Someting else related to rect lights and Lumen: I made a post in another thread, where i mainly used rect lights in combination with emissive materials (this post here: (New Lumen in UE5) Why is the ceiling of my parking garage so dark? - #2 by Suthriel )
Particularly this video here:
and there i noticed, that Lumen seems to not like those rect lights, which are sitting under those ramps, that lead up and down.
You can see, how everything around the ramp lights goes really dark, if only the rect lights are active - starting at timestamp 0.44 to minute 1.25. Especially at the time 1.10 to 1.20, where i go closer to the ramp light and look at it.
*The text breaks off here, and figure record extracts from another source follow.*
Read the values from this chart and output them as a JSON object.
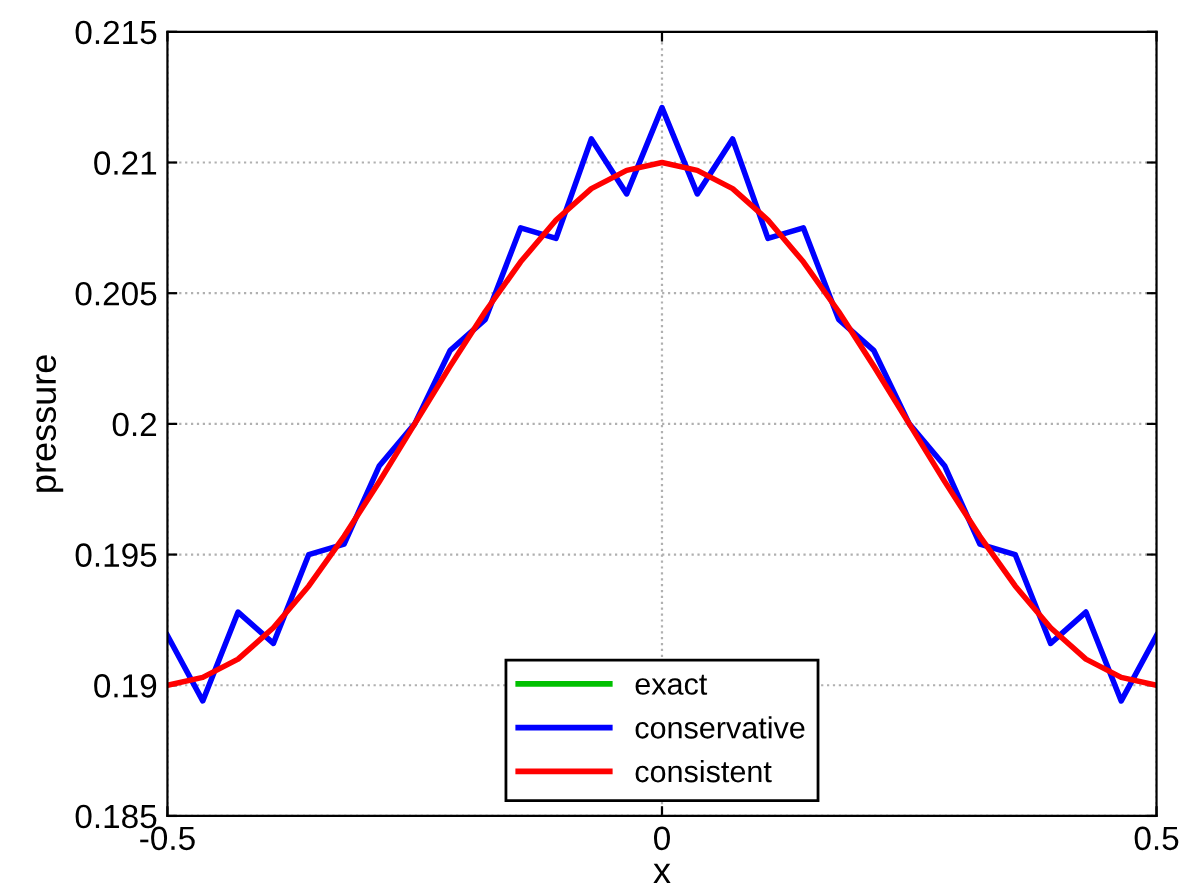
{
  "chart_data": {
    "type": "line",
    "xlabel": "x",
    "ylabel": "pressure",
    "x": [
      -0.5,
      -0.4643,
      -0.4286,
      -0.3929,
      -0.3571,
      -0.3214,
      -0.2857,
      -0.25,
      -0.2143,
      -0.1786,
      -0.1429,
      -0.1071,
      -0.0714,
      -0.0357,
      0,
      0.0357,
      0.0714,
      0.1071,
      0.1429,
      0.1786,
      0.2143,
      0.25,
      0.2857,
      0.3214,
      0.3571,
      0.3929,
      0.4286,
      0.4643,
      0.5
    ],
    "series": [
      {
        "name": "exact",
        "color": "#00c000",
        "values": [
          null,
          null,
          null,
          null,
          null,
          null,
          null,
          null,
          null,
          null,
          null,
          null,
          null,
          null,
          null,
          null,
          null,
          null,
          null,
          null,
          null,
          null,
          null,
          null,
          null,
          null,
          null,
          null,
          null
        ]
      },
      {
        "name": "conservative",
        "color": "#0000ff",
        "values": [
          0.1919,
          0.1894,
          0.1928,
          0.1916,
          0.195,
          0.1954,
          0.1984,
          0.2,
          0.2028,
          0.204,
          0.2075,
          0.2071,
          0.2109,
          0.2088,
          0.2121,
          0.2088,
          0.2109,
          0.2071,
          0.2075,
          0.204,
          0.2028,
          0.2,
          0.1984,
          0.1954,
          0.195,
          0.1916,
          0.1928,
          0.1894,
          0.1919
        ]
      },
      {
        "name": "consistent",
        "color": "#ff0000",
        "values": [
          0.19,
          0.1903,
          0.191,
          0.1922,
          0.1938,
          0.1957,
          0.1978,
          0.2,
          0.2022,
          0.2043,
          0.2062,
          0.2078,
          0.209,
          0.2097,
          0.21,
          0.2097,
          0.209,
          0.2078,
          0.2062,
          0.2043,
          0.2022,
          0.2,
          0.1978,
          0.1957,
          0.1938,
          0.1922,
          0.191,
          0.1903,
          0.19
        ]
      }
    ],
    "xlim": [
      -0.5,
      0.5
    ],
    "xticks": [
      -0.5,
      0,
      0.5
    ],
    "ylim": [
      0.185,
      0.215
    ],
    "yticks": [
      0.185,
      0.19,
      0.195,
      0.2,
      0.205,
      0.21,
      0.215
    ],
    "grid": true,
    "legend": "bottom",
    "line_style": "solid",
    "marker": "none"
  }
}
Auto Exposure is off in that scene (it´s set to manual), and everything is built from regular blocks to make sure, that they work properly with Lumen.
Does Lumen not like diagonal ramps? ^.^
looks to me, as if it were a “screen trace issue”, where the ramp goes out of screenspace and/or the lit up area is too small then (visible), causing the bounces to disappear.
Should be easy to verify though, by recreating similar angles with other lights.
May be wrong though, just a guess based on what I see. (If something disappears when going out of screen, its usually “screen-space-something”.
It seems to be related to the object’s movement speed (around 11000 cm/s top speed in this case). I didn’t notice any correlation between the flickering and the distance from world origin.
YouTube Link 2
Yeah, it is screen tracing, but why? As far as i understand it, screenspace stuff or screen trace is the last resort, the fallback or failsafe method, if everything else fails.
But why does everything else fail at those ramps, so that it has to use screen trace? The only difference between such a ramp and all the other blocks is it´s angle, same for the rect light and it´s emissive block.
Might be worth investigating.
I did some investigation, I can find similar things happen on normal walls, not at an angle.
I also noticed that lumen does a lot of weird things which I cant yet put into context properly, but the whole “Voxel” thing it uses randomly culls stuff, for example.
You probably found a bug, or a technical limitation. (Probe traces should hit your ramp… unless the ramp was culled.)
Think you have this reversed, the fallback method is the Lumen Scene. It first traces against the screen because (I assume) it is the highest quality view of the world that Lumen has, it only falls back to tracing the Lumen scene if the screen traces fail.
Screen space is going to be used in a lot of smaller areas where larger methods are going to lack detail, mesh distance fields are going to be used in areas where screen space techniques are going to quickly fail, like under meshes. Global and mesh are going to be relied a lot more on screen edges, global is going to be used a lot in large safe areas
Thats a cool view, can we enable that in our projects? So in this case, at least for the ramps, it probably should switch to mesh distance fields, but it seems, it doesn´t do it for some reason.
Ok, would make sense too. I guess, i interpret all the screen stuff as the fallback, because it cannot handle anything, thats outside of the view (even if its something as bright as a Sun or Nuke ^.^). so i prefer other methods, which are able to react to stuff outside of the screen.